In an interview, Mr. Murray, who had contributed $41,000 to Mr. Kaine’s campaigns for governor and lieutenant governor, said he believes Mr. Kaine’s office likely overvalued the cost of a week’s stay in his vacation home. The vacation was the single largest gift Mr. Kaine reported in his eight years as a state official. Mr. Murray noted that Mr. Kaine and his family paid for their airfare, as well as meals and other expenses during the trip.
Mr. Murray, who had been business partners for years with Mr. Kaine’s predecessor, Mark R. Warner, had served under Mr. Warner on an unpaid state committee that helps vet possible candidates for appointment to boards of public colleges and universities. He was reappointed to the position by Mr. Kaine, with whom he was also friendly. But Mr. Murray insisted that there was nothing he would have wanted in return from the new governor when he offered the use of his home.
“I’m happy to talk about this — I do think the public has a right to know,” he said. But, he added, “I’ve got no business with the government of Virginia, and I’ve never gotten anything in return.”
In a 2013 op-ed in The Washington Post, published as the state reeled from revelations about Mr. McDonnell, Mr. Kaine wrote that he had received gifts and “duly reported” them while in state office. But he said he saw the benefits of the federal system, which imposes far more restrictions, and he advocated adopting a similar system at the state level.

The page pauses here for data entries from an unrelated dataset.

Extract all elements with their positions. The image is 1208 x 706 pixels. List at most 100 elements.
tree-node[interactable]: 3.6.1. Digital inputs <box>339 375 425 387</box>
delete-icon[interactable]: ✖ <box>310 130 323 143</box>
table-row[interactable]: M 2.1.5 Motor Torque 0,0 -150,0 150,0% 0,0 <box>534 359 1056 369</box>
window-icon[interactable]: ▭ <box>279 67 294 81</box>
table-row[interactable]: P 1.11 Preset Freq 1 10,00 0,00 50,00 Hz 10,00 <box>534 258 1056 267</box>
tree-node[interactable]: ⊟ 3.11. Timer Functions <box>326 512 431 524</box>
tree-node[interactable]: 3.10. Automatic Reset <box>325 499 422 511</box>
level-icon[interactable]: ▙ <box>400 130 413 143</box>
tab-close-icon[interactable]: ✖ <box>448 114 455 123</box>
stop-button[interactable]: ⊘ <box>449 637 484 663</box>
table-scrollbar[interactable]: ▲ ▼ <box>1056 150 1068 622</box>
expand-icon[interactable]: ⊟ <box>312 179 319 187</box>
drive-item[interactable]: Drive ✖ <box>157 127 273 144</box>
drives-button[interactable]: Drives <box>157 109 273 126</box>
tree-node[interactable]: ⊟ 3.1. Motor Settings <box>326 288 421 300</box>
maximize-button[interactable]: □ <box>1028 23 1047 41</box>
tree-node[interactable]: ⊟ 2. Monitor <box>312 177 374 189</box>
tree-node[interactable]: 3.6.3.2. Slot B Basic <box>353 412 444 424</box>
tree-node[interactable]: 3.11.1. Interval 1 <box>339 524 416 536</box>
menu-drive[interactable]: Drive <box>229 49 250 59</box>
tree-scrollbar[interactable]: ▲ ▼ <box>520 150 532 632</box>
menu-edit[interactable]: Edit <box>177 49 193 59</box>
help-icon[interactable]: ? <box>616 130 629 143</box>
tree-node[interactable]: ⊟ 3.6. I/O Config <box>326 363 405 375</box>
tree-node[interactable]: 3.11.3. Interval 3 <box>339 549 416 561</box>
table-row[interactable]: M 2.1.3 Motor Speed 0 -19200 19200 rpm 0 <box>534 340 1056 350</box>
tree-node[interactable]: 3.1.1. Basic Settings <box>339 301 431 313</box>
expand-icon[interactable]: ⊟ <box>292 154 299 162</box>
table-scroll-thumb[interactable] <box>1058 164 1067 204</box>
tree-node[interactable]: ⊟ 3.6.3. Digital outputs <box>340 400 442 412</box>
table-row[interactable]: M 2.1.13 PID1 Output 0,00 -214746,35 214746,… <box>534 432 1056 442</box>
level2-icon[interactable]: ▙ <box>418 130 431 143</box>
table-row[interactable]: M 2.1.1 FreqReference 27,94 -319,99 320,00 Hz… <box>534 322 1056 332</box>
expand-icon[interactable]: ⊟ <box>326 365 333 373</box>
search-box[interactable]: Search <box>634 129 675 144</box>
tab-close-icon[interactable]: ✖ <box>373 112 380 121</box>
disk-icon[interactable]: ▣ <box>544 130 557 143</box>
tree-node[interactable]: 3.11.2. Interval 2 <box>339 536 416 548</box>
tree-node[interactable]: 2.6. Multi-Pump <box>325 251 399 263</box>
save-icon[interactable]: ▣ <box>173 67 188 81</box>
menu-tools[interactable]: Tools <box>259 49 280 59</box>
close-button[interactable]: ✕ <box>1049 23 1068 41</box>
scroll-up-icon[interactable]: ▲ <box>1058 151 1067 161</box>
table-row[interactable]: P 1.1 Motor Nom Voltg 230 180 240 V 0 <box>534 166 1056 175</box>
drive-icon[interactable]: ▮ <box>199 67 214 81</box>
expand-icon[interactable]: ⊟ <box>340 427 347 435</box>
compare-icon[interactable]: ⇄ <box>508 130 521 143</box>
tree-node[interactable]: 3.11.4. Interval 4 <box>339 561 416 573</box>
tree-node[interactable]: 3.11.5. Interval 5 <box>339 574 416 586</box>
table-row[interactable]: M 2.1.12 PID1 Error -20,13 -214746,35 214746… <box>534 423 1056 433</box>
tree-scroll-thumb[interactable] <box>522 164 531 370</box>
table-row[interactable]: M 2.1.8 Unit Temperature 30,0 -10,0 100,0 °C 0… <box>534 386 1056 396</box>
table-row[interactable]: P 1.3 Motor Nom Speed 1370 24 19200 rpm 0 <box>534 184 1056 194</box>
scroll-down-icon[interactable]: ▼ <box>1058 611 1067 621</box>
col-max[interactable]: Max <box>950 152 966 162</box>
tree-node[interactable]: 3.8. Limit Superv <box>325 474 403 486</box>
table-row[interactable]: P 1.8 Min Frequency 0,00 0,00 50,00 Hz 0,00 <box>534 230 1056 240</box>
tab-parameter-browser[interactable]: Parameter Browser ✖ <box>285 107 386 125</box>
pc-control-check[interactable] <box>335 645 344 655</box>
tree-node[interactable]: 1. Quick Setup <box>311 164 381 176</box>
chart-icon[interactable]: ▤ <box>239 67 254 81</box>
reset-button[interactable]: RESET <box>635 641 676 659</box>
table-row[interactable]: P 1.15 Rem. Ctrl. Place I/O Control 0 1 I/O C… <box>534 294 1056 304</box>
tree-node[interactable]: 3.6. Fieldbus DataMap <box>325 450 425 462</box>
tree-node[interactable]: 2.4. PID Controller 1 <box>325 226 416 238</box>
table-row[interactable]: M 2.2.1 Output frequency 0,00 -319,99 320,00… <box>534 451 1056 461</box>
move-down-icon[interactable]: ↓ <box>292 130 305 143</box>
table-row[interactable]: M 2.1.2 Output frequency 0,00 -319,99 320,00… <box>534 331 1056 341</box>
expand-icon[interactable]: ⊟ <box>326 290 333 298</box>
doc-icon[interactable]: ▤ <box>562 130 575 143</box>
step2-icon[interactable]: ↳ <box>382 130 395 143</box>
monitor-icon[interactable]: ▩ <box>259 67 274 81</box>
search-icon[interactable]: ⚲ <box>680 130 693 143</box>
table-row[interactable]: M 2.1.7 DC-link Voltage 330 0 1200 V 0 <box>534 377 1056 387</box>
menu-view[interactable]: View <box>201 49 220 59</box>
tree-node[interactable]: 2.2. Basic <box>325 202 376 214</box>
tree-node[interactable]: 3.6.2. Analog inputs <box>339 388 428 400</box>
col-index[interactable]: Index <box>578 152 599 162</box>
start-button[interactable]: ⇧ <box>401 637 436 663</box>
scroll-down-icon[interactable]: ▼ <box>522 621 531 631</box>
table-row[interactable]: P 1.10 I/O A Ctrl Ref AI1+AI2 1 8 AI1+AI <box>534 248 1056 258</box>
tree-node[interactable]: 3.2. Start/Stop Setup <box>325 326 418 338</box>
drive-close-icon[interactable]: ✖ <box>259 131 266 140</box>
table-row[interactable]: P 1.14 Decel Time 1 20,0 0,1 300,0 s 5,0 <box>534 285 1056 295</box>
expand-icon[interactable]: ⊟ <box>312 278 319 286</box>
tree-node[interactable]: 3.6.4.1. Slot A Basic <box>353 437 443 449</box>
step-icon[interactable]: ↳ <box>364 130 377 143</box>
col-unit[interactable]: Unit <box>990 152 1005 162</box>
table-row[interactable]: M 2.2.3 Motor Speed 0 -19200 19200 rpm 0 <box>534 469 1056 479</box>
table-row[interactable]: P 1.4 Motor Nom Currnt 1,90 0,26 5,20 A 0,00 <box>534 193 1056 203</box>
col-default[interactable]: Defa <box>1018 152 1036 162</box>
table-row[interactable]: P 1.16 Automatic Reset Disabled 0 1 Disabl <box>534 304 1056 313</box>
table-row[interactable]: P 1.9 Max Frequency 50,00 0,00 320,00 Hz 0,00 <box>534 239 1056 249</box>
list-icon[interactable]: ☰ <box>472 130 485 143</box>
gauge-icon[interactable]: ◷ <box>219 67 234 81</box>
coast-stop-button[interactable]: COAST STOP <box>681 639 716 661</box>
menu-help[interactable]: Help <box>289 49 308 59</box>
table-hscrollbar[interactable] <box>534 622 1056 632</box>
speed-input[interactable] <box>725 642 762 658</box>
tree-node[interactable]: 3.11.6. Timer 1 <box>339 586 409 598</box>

“Virginia’s wide-open rule is justified by a smug attitude: We can trust ourselves to do the right thing, and transparency is all that is needed to keep the system honest,” he wrote. “Gifts to elected officials can create a subconscious sense of gratitude in even the most upright public servants. And the public probably will perceive such gifts as creating improper influence, whether or not that happens.”
The Virginia General Assembly did ultimately change the state law, prohibiting elected officials from accepting gifts of more than $100 from lobbyists and others with business before the state.